Online Book Reader

Home Category

Caprice and Rondo - Dorothy Dunnett [306]

By Root 2307 0
Marguerite van Borselen was waiting, in her bedrobe, to bring them out of the fog and into the warmth of her chamber. There was steaming wine ready to pour.

‘The young woman is safe, and being looked after. So sad! She seems very wild in her talk, but most persuasive: Louis says she is quite insane, and I am not to go near her, nor should you. And I should think not; look at you; this is what she has done to you both? And Nicholas? You are safely back?’

‘I am safely back,’ he said. ‘But would not have remained so, except for Gelis. You have a very … combative cousin.’

‘So was her sister,’ said the lady of Gruuthuse. ‘I always said, they needed a man to keep them in order.
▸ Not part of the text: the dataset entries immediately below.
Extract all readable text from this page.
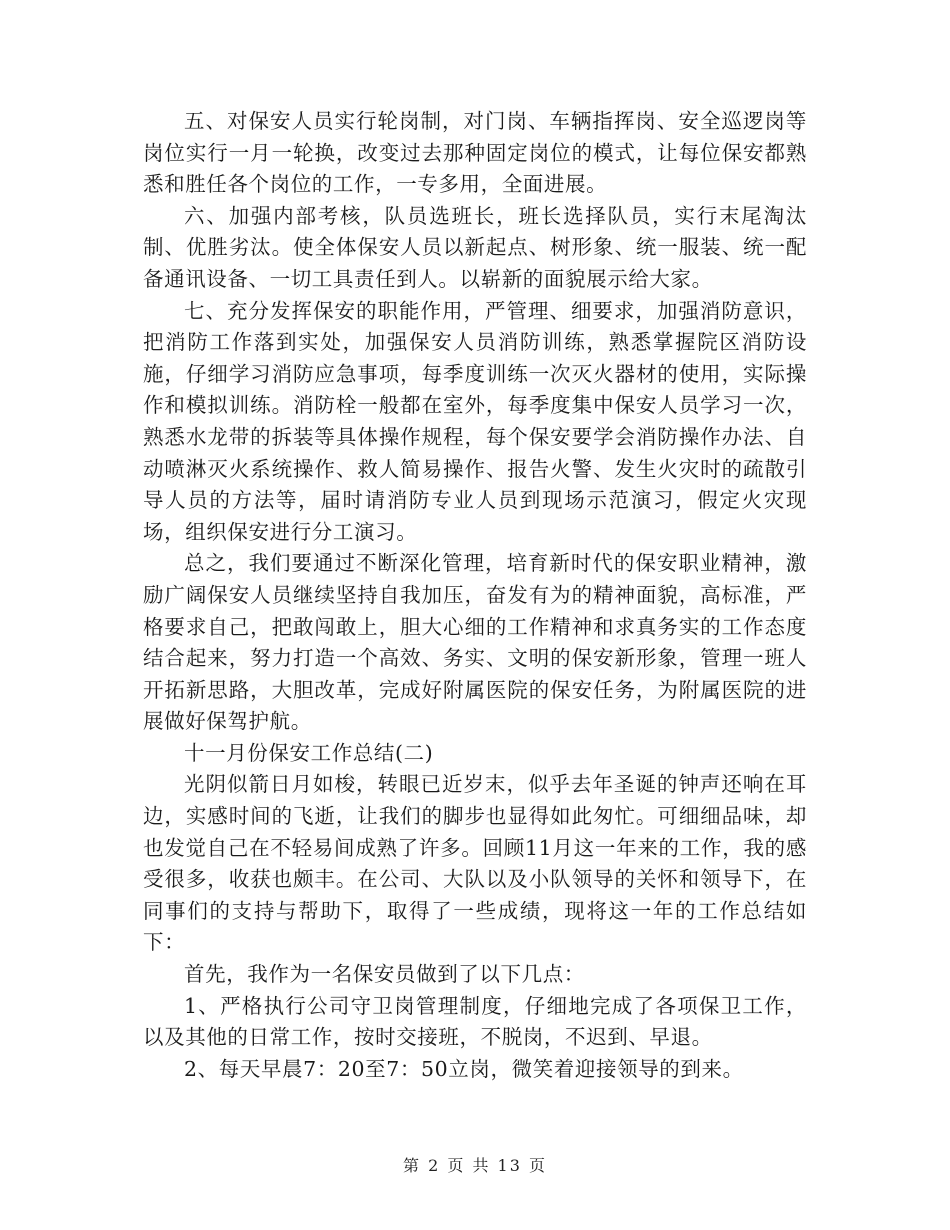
五、对保安人员实行轮岗制，对门岗、车辆指挥岗、安全巡逻岗等岗位实行一月一轮换，改变过去那种固定岗位的模式，让每位保安都熟悉和胜任各个岗位的工作，一专多用，全面进展。

六、加强内部考核，队员选班长，班长选择队员，实行末尾淘汰制、优胜劣汰。使全体保安人员以新起点、树形象、统一服装、统一配备通讯设备、一切工具责任到人。以崭新的面貌展示给大家。

七、充分发挥保安的职能作用，严管理、细要求，加强消防意识，把消防工作落到实处，加强保安人员消防训练，熟悉掌握院区消防设施，仔细学习消防应急事项，每季度训练一次灭火器材的使用，实际操作和模拟训练。消防栓一般都在室外，每季度集中保安人员学习一次，熟悉水龙带的拆装等具体操作规程，每个保安要学会消防操作办法、自动喷淋灭火系统操作、救人简易操作、报告火警、发生火灾时的疏散引导人员的方法等，届时请消防专业人员到现场示范演习，假定火灾现场，组织保安进行分工演习。

总之，我们要通过不断深化管理，培育新时代的保安职业精神，激励广阔保安人员继续坚持自我加压，奋发有为的精神面貌，高标准，严格要求自己，把敢闯敢上，胆大心细的工作精神和求真务实的工作态度结合起来，努力打造一个高效、务实、文明的保安新形象，管理一班人开拓新思路，大胆改革，完成好附属医院的保安任务，为附属医院的进展做好保驾护航。

十一月份保安工作总结(二)

光阴似箭日月如梭，转眼已近岁末，似乎去年圣诞的钟声还响在耳边，实感时间的飞逝，让我们的脚步也显得如此匆忙。可细细品味，却也发觉自己在不轻易间成熟了许多。回顾11月这一年来的工作，我的感受很多，收获也颇丰。在公司、大队以及小队领导的关怀和领导下，在同事们的支持与帮助下，取得了一些成绩，现将这一年的工作总结如下：

首先，我作为一名保安员做到了以下几点：

1、严格执行公司守卫岗管理制度，仔细地完成了各项保卫工作，以及其他的日常工作，按时交接班，不脱岗，不迟到、早退。

2、每天早晨7：20至7：50立岗，微笑着迎接领导的到来。

第 2 页 共 13 页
It does not do to cling together like shellfish; but nor does it do to stay apart for too long.’

‘I must remember,’ said Nicholas. Gelis looked at him, but he was gazing down at the cup in his hand. Under the blanket he had been given, he had stopped shivering, and the better light, while revealing the contusions, also showed her, for the first time in three years, the face she knew so well, and the changes in it. Then he looked up and smiled, and she felt the colour rise in her cheeks and her throat.

Nicholas cleared his own throat. He looked at Wodman and said, ‘You say that the Gräfin’s husband is coming?’

‘Father Moriz will bring Julius tomorrow. Today,’ Wodman corrected himself, looking at the dark windows. ‘He will have been told what has happened. But of course, he will have to see for himself. As for our original anxiety, Buchan has gone, taking de Salmeton with him, and will presumably stay in the Tyrol until spring. All the threatened danger has gone. You and your family are safe.’

Nicholas said, ‘I am glad you came when you did.’ His eyes kept returning to Gelis, who was still flushing. He had forgotten what fine skin she had.

Her cousin Marguerite said, ‘And now you are both going back to the palace? Come: I shall find you better clothes. You must be longing, Nicholas, to see your son again.’

‘He will be asleep,’ Gelis said. She glanced at Nicholas, and away.

‘Then perhaps you would rather stay here? We have rooms enough!’ She was being both tactful and kind. Before they were married, Gelis had admitted him to her room at the Hôtel Gruuthuse in Bruges. He rather thought Marguerite knew it. Marguerite said, ‘Consider it while I bring you something comfortable to wear. Meester Wodman will help me.’

She disappeared with the Conservator, who appeared familiar with the house. Gelis said, ‘He is staying here. I don’t know if I want to be so close to Anna again.’ She was sitting, her eyes on the fire.

Nicholas said, ‘My luggage is at the Sersanders’ house. Kathi gave me the key.’

‘Who else is there?’ Gelis said. She was looking at him again.

‘No one. That is, there is a housekeeper who lives there. She will make whatever arrangements are wanted.’

‘That sounds very suitable,’ Gelis said. When told, Marguerite seemed to think so as well; Wodman grunted. It was not pleasant, issuing again into the cold, but the journey was short, and their escort delivered them to Anselm Adorne’s house in good order. Nicholas had a key. He opened the door, and she entered a modest tiled hall, warmed by a stove, with three doors leading off, and a narrow staircase which rose to a second floor and then stopped. There was no sign of life.

Nicholas said, ‘The housekeeper’s room is beyond that door. There are two sleeping chambers upstairs. I put my coffers in one.’

‘You thought you were going to face David de Salmeton’s men,’ Gelis said. ‘You must have wondered whether you would come back here alive.’

Nicholas sat on the stairs. ‘Not with my infallible plan. If they weren’t misled by Clémence, they would try to take you. But I would be guarding your wagon, with Wodman somewhere close at hand to track me, and bring the militia.’

‘But he got lost in the fog. And they captured you, as well as me. And it wasn’t David, it was Anna.’ Gelis leaned on the ornamental stair-post and looked down at him. She rested her chin on her arm. ‘I thought you were clever.’